The latest entry in a race to capitalize on the perceived hunger for reports about the next frontier and beyond opened on the Web this week.
But unlike the plainly commercial aims of the best-known sources for news about humanity's venture into the cosmos -- from Florida Today's Space Online to former CNN financial heavyweight Lou Dobbs' ambitious Space.com -- SpaceRef is attempting to turn a noncommercial source of inside NASA information combined with a space-oriented search database into the backbone of a mainstream portal.
SpaceRef is a collaboration between Marc Boucher, a Web site developer in Victoria, British Columbia, who runs a site for the Mars Society and other space groups, and Keith Cowing, a former NASA employee from Reston, Virginia, who maintains NASAWatch.
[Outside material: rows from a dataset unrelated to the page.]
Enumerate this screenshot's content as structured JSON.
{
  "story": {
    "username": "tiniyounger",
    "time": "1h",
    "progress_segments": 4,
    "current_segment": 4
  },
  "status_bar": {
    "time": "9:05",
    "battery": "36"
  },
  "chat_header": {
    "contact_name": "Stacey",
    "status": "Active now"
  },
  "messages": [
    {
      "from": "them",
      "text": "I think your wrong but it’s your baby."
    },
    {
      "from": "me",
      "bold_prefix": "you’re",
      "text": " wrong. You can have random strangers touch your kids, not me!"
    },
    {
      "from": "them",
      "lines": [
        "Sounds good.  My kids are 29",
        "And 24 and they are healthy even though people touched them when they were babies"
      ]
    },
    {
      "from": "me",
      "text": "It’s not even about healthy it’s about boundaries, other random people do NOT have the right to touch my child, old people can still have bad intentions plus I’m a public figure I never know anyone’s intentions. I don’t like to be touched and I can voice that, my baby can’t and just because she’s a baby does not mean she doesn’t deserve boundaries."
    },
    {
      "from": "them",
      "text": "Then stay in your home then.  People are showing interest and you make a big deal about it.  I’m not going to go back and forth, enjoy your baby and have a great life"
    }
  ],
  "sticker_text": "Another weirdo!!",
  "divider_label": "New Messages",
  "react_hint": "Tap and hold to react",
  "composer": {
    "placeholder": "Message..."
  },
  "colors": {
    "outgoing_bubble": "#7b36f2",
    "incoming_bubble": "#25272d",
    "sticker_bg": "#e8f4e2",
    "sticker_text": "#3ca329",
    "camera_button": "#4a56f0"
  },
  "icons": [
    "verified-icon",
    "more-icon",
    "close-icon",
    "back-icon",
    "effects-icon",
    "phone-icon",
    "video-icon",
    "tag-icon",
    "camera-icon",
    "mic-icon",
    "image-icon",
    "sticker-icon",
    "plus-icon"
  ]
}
Cowing's site combines a Drudge Report attitude -- "This is not a NASA Web site. You might learn something," NASAWatch proclaims -- with a activist sensibility. Another slogan: "Remember: It's YOUR space agency. Get involved. Take it back. Make it work -- for YOU."
He has a muckraker's penchant for dredging up embarrassing meeting minutes, agency memos, even unpublished photographs of problem areas on the space shuttle fleet. The site also aggregates the day's top space news and links to dozens of other sources of space information. In other words: a classic Web-age, grass-roots, hellraising, little-guy-makes-a-difference site.
Cowing, a biologist, worked for NASA as both a civil-service staffer and as an astrobiology contractor for nine years ending in 1993. An avid follower of the agency's fortunes, he started publishing on the Web when NASA announced plans for budget cuts and layoffs in 1996. By the time the reduction-in-force crisis passed, in part because of public pressure he helped generate, he realized he had already developed a loyal readership and decided to keep going.
"I have a staff of 20,000 people," he says -- NASA's rank and file. "And I have a great feedback mechanism that tells me if I'm doing my job or not."
If he strays from the goal of showing what happens behind the agency's closed door, his NASA sources will dry up.
That hasn't happened. Scoops aren't necessarily all earthshaking, though. They range from the serious -- inside-NASA photographs of wiring defects that grounded the shuttle fleet this fall -- to the silly.
Cowing has, with the help of anonymous sources, documented NASA administrator Dan Goldin's "obsession" with eradicating "the worm," as the agency's old logo is known, a campaign that NASAWatch says has involved public tantrums.
NASAWatch has an audience of about 10,000 visitors on its busiest days, Cowing says. But it's an elite group. From studying the site's logs, Cowing estimates that 15 to 20 percent of his readers are NASA employees.
As to whether Cowing's activism and muckraking will fly in a mainstream site, both Boucher and Cowing emphasize that NASAWatch will be "toned down" for the SpaceRef audience. "The difference between Matt Drudge and me is that I have a switch," Cowing says. "I can turn the opinion off when I have to."
Boucher makes it clear that SpaceRef is intended to be a neutral site where both enthusiasts and serious researchers can go for an encyclopedic slice of space data.
"We're filling a market niche that's been empty: a directory and search engine that's devoted strictly to space," Boucher says. He emphasizes that SpaceRef isn't a direct competitor to Space.com, a breaking-news and information site that Dobbs has said he hopes to merge with a large media company. In fact, Boucher says, SpaceRef is designed to sign up Space.com and other cosmos-oriented sites as customers.
"Our business model is threefold: advertising, ecommerce, and licensing our search engine. If Space.com wants to license us, they can have their own branded search," Boucher said. He added that he is in discussions with several potential licensees, but hasn't signed up anyone yet. The site, still in beta, has yet to sign up its first advertisers. SpaceRef's autumn launch is timed to take advantage of a wave of public interest in next month's big space event: the arrival of the Mars Polar Lander at the fourth planet's ice cap.
And the news on that front is good. Unlike the Mars Climate Orbiter, destroyed or lost in September when mission engineers confused metric and imperial units in their programming instructions, the Polar Lander is on course for its 3 December arrival.